Chesney learns the truth about John's link to the Hoyle family and Dorothy realises John is not Colin. John takes all three of them hostage at the Hoyle's house. John tells Chesney's girlfriend Katy Armstrong (Georgia May Foote) that he has run away. John learns the factory floor is being dug up and he gets a job working for the local builder, Owen Armstrong (Ian Puleston-Davies). One night, John returns to the factory and digs up Colin's body. However, Fiz follows him and is horrified when John confesses that the body is Colin. Fiz reluctantly agrees to help dispose of the body in the canal. Fiz follows John to the Hoyle's house and finds Chesney, Dorothy and Alan tied up in the basement. The police are called and John flees. When Fiz refuses to run away with him, John takes Hope. John discovers Fiz was run over while she was chasing after him. He visits her in hospital and returns Hope to her. The police arrive and John jumps off the hospital roof and disappears.

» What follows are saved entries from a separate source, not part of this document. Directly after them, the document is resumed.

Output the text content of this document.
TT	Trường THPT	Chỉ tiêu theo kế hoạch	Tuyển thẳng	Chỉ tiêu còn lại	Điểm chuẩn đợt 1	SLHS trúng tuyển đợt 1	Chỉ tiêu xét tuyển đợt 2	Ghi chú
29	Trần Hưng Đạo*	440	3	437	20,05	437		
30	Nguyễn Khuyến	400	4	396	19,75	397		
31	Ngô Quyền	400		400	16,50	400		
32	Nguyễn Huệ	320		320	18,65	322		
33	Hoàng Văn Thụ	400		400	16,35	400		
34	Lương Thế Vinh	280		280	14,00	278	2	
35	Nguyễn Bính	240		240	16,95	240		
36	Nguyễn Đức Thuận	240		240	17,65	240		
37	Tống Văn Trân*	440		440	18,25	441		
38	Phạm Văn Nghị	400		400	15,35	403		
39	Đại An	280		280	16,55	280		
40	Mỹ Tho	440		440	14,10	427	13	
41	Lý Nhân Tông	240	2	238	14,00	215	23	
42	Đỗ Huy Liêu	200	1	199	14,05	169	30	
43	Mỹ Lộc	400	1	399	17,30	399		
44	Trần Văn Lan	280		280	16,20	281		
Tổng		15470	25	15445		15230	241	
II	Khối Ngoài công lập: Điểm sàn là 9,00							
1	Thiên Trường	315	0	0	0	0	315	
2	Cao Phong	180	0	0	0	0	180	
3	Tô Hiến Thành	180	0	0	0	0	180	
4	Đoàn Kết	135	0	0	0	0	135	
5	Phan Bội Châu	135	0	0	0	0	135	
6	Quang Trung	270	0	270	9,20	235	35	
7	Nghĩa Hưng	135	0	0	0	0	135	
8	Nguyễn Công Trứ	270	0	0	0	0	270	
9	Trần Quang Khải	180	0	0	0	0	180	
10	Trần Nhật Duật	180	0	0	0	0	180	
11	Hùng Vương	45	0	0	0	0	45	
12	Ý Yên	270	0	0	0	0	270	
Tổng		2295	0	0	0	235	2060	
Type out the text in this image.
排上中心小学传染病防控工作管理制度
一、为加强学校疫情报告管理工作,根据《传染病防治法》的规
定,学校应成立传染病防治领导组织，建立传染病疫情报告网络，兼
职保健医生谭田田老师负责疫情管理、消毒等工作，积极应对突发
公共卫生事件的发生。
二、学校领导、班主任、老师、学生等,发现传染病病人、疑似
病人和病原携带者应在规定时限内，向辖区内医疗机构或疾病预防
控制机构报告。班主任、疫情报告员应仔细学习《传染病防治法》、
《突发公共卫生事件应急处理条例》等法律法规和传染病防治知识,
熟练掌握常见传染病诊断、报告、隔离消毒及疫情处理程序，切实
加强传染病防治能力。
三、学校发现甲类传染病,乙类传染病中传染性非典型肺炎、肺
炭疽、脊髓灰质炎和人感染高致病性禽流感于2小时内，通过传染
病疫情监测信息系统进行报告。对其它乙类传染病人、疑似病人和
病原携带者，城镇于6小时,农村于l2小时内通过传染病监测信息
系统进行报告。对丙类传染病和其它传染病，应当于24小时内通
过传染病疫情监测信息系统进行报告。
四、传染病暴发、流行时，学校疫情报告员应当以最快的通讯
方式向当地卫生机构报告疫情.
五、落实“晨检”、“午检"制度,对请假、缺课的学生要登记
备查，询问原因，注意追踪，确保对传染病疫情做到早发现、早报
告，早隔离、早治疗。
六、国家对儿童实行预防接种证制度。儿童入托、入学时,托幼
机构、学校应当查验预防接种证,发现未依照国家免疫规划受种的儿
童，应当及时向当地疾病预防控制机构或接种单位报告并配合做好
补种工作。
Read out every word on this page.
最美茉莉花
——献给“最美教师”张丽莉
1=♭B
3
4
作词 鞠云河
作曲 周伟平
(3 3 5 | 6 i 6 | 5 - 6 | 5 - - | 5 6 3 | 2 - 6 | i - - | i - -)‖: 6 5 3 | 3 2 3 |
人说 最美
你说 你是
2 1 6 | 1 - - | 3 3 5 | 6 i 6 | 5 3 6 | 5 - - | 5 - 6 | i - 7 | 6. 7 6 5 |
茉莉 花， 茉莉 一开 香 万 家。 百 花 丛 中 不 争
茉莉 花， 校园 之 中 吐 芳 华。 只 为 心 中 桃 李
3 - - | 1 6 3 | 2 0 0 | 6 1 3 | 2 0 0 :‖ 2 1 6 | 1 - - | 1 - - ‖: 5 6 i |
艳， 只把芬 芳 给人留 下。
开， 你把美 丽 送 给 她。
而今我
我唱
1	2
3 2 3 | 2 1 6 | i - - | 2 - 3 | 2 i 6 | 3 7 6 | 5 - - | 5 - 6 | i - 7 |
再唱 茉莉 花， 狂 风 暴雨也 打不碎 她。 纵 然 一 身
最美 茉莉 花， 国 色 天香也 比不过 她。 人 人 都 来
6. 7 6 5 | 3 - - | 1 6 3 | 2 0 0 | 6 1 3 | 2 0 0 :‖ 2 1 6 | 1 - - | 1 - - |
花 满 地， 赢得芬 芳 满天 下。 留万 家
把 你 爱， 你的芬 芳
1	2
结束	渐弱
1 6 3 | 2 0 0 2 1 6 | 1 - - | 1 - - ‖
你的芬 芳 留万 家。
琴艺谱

A few months later, John returns to Weatherfield and kidnaps Rosie. John tells her he wants her to go to court and help Fiz, who has been arrested for the crimes he committed. John explains his version of events to Rosie and makes her recite them to him. Kevin and Jason Grimshaw (Ryan Thomas) eventually find John and Rosie and John takes off in his car. Kevin follows and John crashes his car. He is taken to the hospital and Fiz and Hope come to visit him. Fiz forgives John and tells him she loves him. John makes a statement to the police and then dies from his injuries.

==Reception==
John was nominated in the category of "Villain of the Year" at the 2009 and 2011 British Soap Awards. Some of the viewing public became annoyed at one of the character's main storylines. Actor Graeme Hawley was blasted for his portrayal of the character stating that he gave the teaching profession a bad name. Hawley explained that: "I have bumped into a few teachers who haven't been happy with me," Graeme told the Daily Record. "They say, 'You know, we are not all like that.' And my answer to that is, 'I know at least three teachers who had affairs with their students when I was at school. You might not have done it, but don't tell me it doesn't happen.' "

The actor was asked if he was heckled a lot in real life by the viewing public during an interview with British Entertainment and Media website Digital Spy on which Graeme had to say: "There's been a lot of friendly banter really. It happens a lot in the street wherever I go. It's all good-natured, though. People are very complimentary about the storyline and character and asking when John was returning, so that's been lovely. It was nice to hear that people wanted to see more of John Stape back on the Cobbles."